Ubuntu tends to be recommended for novices coming from Windows or Mac who are
also unsure of the command line. My brother installed it after he purchased a
cheap laptop. He came from Mac OS X and fell in love. After learning more, he
installed Mint and really enjoys it. He is programming now! Obviously Ubuntu
is for advanced users also. It just so happens that it is accessible to
beginners as well which is great!

When switching distros, say from Debian to Arch, you should embrace the idea
that fundamentals are completely different. Package management, for instance,
must be re-learned. And the way daemons and modules are initialized and
configured is different and plenty of other things! You are going to lose
context and that can be the most frustrating part of switching. If you can
overcome that and succeed at the new tools, you will have gained more skills.

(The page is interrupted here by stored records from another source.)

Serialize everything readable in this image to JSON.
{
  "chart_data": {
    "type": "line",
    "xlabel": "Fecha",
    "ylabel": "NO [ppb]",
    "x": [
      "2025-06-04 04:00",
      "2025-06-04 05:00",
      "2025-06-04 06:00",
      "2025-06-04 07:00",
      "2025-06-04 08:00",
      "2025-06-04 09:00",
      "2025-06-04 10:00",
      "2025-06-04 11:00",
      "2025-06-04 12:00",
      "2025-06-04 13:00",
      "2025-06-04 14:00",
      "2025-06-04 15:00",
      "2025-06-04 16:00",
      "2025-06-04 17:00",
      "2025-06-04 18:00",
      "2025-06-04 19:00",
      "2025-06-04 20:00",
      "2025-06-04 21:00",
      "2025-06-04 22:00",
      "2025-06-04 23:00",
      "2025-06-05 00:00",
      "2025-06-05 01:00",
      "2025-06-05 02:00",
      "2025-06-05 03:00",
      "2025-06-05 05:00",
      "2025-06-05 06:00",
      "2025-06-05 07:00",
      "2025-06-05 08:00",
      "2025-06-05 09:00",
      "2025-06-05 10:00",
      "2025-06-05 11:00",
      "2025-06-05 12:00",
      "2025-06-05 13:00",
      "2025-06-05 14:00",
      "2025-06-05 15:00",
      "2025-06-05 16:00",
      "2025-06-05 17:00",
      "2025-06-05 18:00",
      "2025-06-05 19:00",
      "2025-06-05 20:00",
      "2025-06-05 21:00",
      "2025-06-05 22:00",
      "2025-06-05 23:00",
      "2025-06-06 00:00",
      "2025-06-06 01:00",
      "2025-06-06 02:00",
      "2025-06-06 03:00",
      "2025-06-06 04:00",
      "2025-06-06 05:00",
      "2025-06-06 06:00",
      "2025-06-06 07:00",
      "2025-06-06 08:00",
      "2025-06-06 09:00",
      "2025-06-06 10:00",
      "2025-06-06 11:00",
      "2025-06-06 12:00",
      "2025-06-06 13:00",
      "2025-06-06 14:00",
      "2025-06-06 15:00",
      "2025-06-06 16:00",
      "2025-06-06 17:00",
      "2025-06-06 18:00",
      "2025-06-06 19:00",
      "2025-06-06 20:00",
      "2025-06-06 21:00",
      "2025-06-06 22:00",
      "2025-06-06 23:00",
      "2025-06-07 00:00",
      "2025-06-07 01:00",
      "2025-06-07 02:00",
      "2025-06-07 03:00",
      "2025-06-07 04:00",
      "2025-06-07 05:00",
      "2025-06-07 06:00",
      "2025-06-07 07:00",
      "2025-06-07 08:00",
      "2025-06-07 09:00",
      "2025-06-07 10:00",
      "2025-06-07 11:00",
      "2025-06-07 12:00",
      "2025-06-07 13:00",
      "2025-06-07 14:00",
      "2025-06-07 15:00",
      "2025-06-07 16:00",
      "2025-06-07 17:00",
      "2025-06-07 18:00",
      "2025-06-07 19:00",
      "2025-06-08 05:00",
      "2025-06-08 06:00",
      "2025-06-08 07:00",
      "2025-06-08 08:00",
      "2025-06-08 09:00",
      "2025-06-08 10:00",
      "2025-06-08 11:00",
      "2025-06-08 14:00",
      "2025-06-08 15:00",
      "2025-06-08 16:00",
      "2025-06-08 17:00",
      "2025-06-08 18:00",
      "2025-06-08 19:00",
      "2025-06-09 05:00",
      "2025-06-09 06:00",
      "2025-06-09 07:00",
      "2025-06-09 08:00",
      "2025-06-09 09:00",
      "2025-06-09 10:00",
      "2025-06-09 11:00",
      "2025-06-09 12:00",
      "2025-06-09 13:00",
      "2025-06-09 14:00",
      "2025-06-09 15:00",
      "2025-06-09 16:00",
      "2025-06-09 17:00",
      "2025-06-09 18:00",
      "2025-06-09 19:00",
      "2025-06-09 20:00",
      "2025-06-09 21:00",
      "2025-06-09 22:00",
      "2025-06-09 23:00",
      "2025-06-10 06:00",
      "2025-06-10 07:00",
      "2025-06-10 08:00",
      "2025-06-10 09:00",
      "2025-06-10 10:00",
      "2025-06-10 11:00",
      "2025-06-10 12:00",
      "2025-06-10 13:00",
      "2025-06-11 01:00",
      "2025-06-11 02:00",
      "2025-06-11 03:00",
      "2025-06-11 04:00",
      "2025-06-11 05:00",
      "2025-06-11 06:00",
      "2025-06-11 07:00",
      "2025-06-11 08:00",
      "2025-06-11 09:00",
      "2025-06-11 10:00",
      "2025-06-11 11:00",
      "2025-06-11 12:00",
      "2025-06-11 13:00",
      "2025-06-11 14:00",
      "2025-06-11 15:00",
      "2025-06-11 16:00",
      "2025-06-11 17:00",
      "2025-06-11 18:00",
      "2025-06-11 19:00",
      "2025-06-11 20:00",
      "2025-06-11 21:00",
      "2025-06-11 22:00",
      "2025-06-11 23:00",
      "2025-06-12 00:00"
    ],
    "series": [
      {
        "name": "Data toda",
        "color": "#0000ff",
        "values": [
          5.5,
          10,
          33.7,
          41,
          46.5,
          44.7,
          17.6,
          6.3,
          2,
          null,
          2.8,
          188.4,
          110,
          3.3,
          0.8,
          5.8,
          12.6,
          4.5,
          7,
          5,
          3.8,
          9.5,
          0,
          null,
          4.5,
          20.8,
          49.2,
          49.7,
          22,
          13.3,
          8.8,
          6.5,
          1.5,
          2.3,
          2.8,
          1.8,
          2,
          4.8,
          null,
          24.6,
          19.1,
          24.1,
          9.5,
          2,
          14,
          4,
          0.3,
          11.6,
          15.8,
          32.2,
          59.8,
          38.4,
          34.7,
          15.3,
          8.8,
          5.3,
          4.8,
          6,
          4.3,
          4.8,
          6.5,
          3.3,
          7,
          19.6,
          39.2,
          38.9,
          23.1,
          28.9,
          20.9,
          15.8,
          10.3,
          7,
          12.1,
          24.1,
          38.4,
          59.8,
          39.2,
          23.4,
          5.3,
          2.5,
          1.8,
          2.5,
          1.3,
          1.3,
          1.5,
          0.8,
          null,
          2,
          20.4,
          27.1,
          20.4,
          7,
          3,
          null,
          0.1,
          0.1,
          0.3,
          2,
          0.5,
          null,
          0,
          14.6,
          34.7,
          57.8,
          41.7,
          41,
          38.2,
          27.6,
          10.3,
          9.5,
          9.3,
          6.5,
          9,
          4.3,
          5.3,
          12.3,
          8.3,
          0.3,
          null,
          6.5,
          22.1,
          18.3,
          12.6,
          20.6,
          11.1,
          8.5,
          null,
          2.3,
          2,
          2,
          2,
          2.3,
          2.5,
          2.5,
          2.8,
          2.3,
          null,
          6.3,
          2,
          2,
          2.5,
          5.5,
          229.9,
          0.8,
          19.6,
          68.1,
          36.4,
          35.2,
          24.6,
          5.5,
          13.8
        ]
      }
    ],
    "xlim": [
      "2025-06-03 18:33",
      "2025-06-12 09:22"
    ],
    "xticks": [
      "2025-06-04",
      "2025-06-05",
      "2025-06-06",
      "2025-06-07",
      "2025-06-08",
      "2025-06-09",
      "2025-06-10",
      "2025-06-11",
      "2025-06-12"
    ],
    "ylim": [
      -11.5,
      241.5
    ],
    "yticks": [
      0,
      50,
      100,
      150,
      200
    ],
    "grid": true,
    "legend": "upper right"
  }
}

The great thing about Linux is that it is free software. I love to experiment
with Virtualbox and lots of distros for fun. I would encourage you to try a
few, a couple non debian based, and see if you enjoy them more.

------
dot_tilde_dot
tldr: rtfm!

(maybe read about the core principles of unix first. the links suggested by
other commentators look good.)

learn how the documentation provided with your linux install is organized:
man, info, apropos, whatis. the more comfortable you get with the built-in
documentation, the more you'll find that most of your questions will be
answered there. it takes a while to get used to it though. understanding the
structure of the docs helps a lot with where to start reading. (did you know
that the man page browser has a built-in string search?)

next step: dig into online documentation resources. start with the material
curated by the distro project of your choice. don't forget wikipedia, some of
their free software articles are nicely structured, concise and very well
interconnected. you'll find plenty of useful links there, too.

third step: learn how to get the questions you can't answer yourself solved
quickly by the community. "how to ask questions the smart way" by esr comes
into mind. the way you asked your question here suggests that you might have
read that already. anyway: for almost every question there are the right
persons to ask and the right way to do so. mailing lists are good, but may not
be fast enough. on the other hand, irc culture is a little rough sometimes,
not everybody is a catalyst on freenode. look that up, there's a nice article
about how to communicate on irc. if you know how to ask in which channel, irc
is a fast resource.

when you get used to the culture of documentation and community, the gap
between user and developer gets really small.

linux is transparent. learn how this transparency is organized and
communicated.

that might sound easy, but it _is_ the hard way.

if you like the experience, consider writing on the web about your very own
way of learning linux. or put some time into improving the resources you were
using. that's a fun way to say thank you. :-)

have fun!

.~.

------
ekm2
Check out command line crash course by Zed shaw
<http://learncodethehardway.org/cli/book/>

------
kenrik
The hard way.

Hmm I would take one of the stripped down command line only distros and build
it up from there so that you get into the nitty gritty stuff.

Something like this: <http://distro.ibiblio.org/tinycorelinux/welcome.html>

Put it on a 128meg usb stick and have at it.